Program the multiplicative NMF algorithm, and use it first for computing a factorization of the whole training set, with 40 columns in W, say. Experiment with the maximum number of iterations, so that you are sure that the algorithm has converged or is close to convergence. Look at the columns of W using ima2 (see below). Also illustrate, using ima2, for a number of digits in the training set their respective approximation using the NMF basis.
Using a training set, compute the NMF of each class matrix. Use 5-20 basis vectors and classify unknown test digits according to how well they can be represented in terms of the respective bases (use the relative residual vector in the least squares problem as a measure). Compare your classification results with those obtained using the SVD.

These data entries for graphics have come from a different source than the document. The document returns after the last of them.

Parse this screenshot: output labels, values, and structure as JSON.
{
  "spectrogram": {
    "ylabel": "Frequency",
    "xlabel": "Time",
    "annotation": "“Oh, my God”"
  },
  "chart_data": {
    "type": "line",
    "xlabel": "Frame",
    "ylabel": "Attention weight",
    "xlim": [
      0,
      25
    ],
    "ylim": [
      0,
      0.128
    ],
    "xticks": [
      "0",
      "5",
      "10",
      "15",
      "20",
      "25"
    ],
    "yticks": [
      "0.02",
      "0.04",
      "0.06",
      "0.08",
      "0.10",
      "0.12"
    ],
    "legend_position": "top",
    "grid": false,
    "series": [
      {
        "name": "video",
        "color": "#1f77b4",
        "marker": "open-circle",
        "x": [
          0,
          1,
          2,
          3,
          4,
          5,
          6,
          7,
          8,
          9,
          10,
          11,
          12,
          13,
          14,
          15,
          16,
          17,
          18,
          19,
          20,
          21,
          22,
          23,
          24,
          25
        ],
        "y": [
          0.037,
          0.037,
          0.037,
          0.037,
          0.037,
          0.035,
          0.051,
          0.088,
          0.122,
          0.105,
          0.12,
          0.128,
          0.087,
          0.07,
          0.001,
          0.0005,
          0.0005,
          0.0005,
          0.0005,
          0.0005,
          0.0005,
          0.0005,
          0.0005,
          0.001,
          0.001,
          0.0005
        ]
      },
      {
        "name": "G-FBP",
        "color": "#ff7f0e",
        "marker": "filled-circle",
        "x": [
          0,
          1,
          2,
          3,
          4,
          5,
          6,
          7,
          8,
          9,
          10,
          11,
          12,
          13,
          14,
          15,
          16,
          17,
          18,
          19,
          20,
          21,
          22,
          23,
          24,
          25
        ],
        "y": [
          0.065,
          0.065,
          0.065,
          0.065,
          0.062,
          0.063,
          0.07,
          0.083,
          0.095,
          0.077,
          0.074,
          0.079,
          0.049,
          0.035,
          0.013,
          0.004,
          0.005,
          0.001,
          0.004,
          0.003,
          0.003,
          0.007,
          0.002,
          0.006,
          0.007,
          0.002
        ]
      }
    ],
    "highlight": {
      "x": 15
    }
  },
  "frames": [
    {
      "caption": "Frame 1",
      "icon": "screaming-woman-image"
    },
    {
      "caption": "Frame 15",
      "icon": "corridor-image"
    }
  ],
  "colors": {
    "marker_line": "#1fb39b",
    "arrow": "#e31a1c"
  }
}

The test data are available at the URL http://www.mai.liu.se/~laeld/matrix-methods/computer-assignments/digits/. The following files are provided:
dzip.mat and azip.mat: the first is a vector that holds the digits (the number) and the second is an array of dimension 256 x 1707 that holds the training images. The images are vectors of dimension 256, that have been constructed from 16 x 16 images.
dtest.mat and testzip.mat hold the test data.
The data are a subset of the US Postal Service Database, and we downloaded them from the web page of the book The Elements of Statistical Learning, Hastie, Tibshirani and Friedman (2001). Springer-Verlag.